Today a shorter article on emerging business / revenue models in education. Edmodo, the secure social network for K12 schools and teachers announced their API today along with the launch of their own app store with 35 partners.
As Chris and I were asking ourselves the question about Edmodo’s business model on review:ed, now we finally know where the money shall come from as the startup promised to offer its platform for free, forever after their recent funding round of $15 million.
Apparently, Edmodo plans to take a cut of every app sold via the marketplace, an idea that seems to be similar to what Chalkable, a new startup in the LMS space is planning as well. With this turn of events it will be harder for them to gain traction, I suppose as Edmodo claims that their platform is already hosting over 6 million users from 70.000 schools.
Personally, I am not convinced that making your revenue through the sales of third party apps on your platform is a viable business model. We saw different players in the language education space trying to do this, italki and Myngle come to mind.
Also, there is already the beginning of a fragmentation of the education market as teachers and professors are targeted by startups in the LMS space directly instead of attacking the market from the top. Hence, it is likely that one school or college will have two or three different LMS systems running as different teachers might favor different solutions.

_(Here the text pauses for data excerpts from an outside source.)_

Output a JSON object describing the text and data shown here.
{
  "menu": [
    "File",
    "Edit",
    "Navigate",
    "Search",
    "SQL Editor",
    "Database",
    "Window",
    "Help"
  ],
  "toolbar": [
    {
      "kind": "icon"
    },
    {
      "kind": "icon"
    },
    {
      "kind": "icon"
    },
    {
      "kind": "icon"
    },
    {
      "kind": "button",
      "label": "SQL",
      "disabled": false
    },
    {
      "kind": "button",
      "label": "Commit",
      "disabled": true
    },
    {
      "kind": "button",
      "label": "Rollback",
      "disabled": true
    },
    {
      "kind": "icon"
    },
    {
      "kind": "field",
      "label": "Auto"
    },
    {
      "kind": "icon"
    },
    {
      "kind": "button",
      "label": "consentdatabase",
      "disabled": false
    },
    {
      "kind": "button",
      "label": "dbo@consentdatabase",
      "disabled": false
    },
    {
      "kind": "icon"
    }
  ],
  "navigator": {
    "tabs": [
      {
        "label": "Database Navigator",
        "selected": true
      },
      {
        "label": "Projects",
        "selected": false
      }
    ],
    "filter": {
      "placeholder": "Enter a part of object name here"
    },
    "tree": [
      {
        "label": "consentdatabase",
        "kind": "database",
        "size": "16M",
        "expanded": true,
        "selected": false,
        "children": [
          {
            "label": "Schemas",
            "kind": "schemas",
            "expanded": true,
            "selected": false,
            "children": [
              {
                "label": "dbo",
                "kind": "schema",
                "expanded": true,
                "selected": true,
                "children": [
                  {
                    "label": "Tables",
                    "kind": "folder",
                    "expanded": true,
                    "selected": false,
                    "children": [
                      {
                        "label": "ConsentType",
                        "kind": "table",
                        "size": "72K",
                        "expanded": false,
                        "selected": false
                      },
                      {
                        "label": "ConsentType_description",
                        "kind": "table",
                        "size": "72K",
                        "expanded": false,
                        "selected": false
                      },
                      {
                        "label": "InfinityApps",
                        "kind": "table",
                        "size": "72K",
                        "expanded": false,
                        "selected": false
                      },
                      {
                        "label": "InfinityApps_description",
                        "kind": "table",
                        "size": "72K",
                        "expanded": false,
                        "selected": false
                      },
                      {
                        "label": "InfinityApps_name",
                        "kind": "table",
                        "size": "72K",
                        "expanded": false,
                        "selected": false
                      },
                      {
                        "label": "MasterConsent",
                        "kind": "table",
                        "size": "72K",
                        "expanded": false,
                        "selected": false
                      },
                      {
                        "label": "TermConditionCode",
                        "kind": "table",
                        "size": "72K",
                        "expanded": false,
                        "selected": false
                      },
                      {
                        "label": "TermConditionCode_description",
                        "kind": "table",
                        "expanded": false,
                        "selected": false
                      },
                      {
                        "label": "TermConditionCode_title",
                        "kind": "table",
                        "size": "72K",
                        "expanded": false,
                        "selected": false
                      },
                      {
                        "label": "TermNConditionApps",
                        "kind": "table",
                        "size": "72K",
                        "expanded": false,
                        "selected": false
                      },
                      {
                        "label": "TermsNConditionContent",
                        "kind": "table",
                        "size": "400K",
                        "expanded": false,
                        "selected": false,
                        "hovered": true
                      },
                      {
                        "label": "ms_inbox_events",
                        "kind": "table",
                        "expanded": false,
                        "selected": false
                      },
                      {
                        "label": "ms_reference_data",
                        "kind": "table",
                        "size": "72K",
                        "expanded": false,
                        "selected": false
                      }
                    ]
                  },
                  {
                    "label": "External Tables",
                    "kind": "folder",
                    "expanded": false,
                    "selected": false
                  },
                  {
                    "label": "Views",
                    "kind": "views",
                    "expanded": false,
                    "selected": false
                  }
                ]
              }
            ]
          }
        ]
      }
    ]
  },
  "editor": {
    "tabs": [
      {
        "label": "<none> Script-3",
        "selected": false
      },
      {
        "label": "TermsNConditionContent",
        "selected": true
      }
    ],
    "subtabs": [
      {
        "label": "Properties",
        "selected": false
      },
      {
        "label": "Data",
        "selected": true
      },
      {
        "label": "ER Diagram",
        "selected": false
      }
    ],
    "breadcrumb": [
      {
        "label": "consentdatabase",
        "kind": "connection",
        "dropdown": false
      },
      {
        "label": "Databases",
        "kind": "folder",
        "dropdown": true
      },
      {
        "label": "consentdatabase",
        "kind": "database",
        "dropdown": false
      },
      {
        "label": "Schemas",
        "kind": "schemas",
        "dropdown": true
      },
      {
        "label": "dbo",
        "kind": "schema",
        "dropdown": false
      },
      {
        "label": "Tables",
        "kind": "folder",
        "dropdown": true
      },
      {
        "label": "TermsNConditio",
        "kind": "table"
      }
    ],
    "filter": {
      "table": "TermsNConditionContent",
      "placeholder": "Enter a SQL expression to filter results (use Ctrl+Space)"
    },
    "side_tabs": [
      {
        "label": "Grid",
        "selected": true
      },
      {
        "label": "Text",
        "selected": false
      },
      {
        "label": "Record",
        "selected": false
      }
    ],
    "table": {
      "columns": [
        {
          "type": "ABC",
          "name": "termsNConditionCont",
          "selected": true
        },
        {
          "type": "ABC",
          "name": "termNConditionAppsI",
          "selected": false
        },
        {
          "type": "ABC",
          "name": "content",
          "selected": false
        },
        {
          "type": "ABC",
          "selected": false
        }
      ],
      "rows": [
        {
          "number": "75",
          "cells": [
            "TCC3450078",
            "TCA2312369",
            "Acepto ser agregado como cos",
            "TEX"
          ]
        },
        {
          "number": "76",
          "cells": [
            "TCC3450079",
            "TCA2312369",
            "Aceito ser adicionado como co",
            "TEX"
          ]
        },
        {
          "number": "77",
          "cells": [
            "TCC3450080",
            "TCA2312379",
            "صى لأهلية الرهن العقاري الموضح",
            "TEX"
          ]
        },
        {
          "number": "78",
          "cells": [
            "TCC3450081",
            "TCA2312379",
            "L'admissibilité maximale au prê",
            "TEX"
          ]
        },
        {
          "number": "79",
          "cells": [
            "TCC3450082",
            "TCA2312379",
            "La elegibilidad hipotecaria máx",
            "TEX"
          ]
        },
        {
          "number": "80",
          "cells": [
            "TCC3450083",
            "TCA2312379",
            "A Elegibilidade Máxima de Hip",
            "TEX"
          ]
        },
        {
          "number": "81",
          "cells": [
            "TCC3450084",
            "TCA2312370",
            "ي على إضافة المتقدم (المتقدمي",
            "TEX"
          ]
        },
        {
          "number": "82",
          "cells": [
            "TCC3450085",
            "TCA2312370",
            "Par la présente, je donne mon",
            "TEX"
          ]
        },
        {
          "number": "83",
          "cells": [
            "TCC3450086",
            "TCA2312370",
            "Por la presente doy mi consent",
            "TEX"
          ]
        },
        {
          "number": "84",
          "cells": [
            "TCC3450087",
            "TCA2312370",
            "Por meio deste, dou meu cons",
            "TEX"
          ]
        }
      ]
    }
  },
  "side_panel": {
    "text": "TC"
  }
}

It also means that each LMS might have its own App store down the road with school administrators facing the need to purchase different versions of the same application for each individual LMS.
On the other hand, this is, of course a necessary thing to do if you want to compete with Blackboard and its building blocks.
Where I see an app store make total sense in education is in cases like KinderTown that offer a curated app store for parents who are searching for the best education app for their children.